The costs and consequences of substance misuse are far-reaching – they affect the users, their families, and the society as a whole.
Over the past decades, it has become obvious that the most effective intervention and prevention plans for people living with substance misuse are those originating from solid evidence-based groundwork. In fact, many evidence-based approaches have shown excellent results so far, but only for a limited number of persons living with substance misuse because widespread implementation strategies are lacking.
In Canada, addiction research has been mainly performed in a local manner by geographically isolated research groups, limiting the communication between stakeholders (i.e., clinical research teams, patients, clinicians, and policy makers), and preventing the translation of valuable evidence-based data into better prevention and treatment programs.
As a result, the Canadian Institutes of Health Research (CIHR), based on an initiative from the Institute of Neurosciences, Mental Health, and Addiction (INMHA), funded outstanding grant applications from the scientific community across Canada in 2013-2014 to create the first Canada-wide interventional research network in addiction medicine, called the Canadian Research Initiative in Substance Misuse (CRISM).

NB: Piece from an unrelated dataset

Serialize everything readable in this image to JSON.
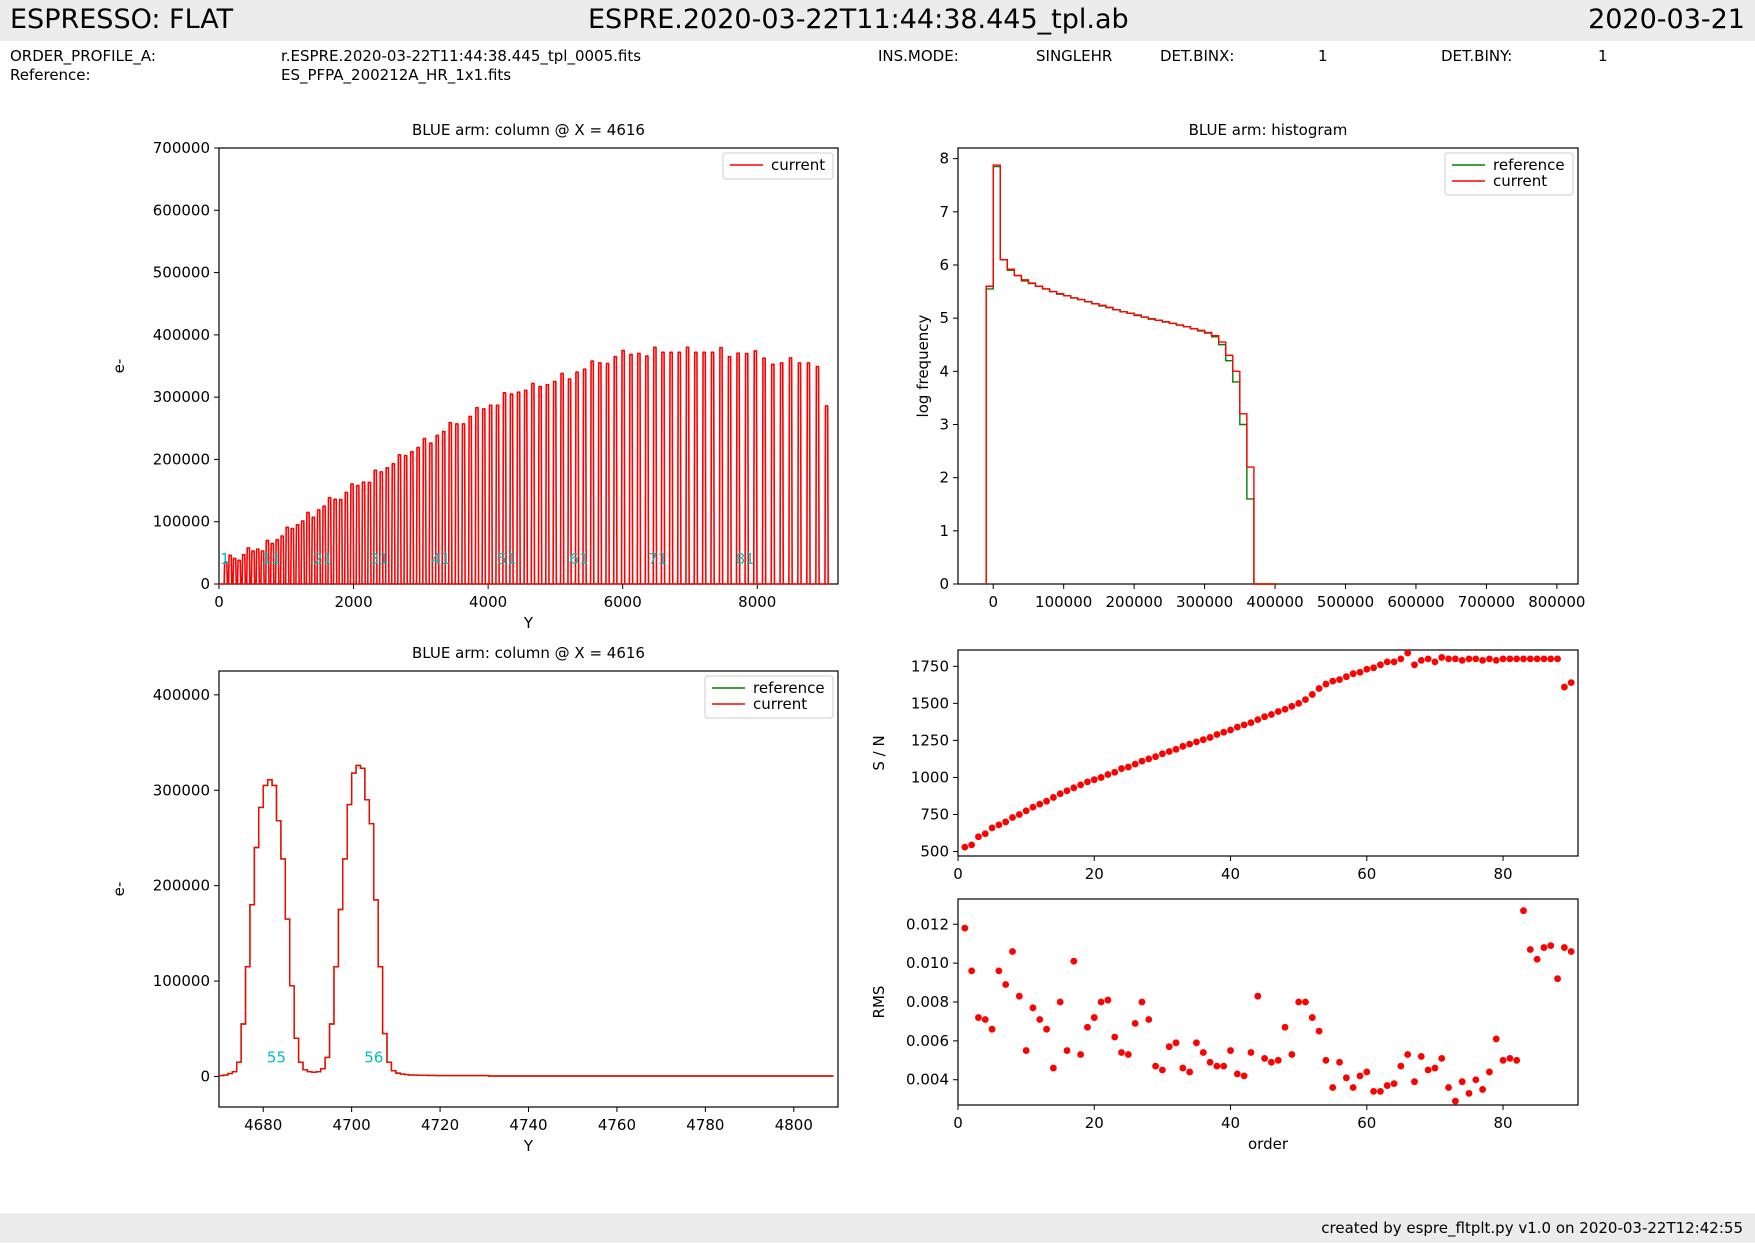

Modeled partly after the Clinical Trial Network of the National Institute on Drug Abuse (NIDA), the CRISM provides a functional Canada-wide interventional research network in the field of substance misuse, where members work together to generate the knowledge base necessary to improve current addiction treatment paradigms.
CRISM was designed to facilitate communication and collaboration among addiction service providers, researchers, and policy-makers. In September 2015, four regional CRISM Nodes, one each located in British Columbia, the Prairies (Alberta, Manitoba, Saskatchewan), Ontario, and the Quebec-Atlantic region (Nova-Scotia, Newfoundland and Labrador, New Brunswick and Prince-Edward-Island), began operations.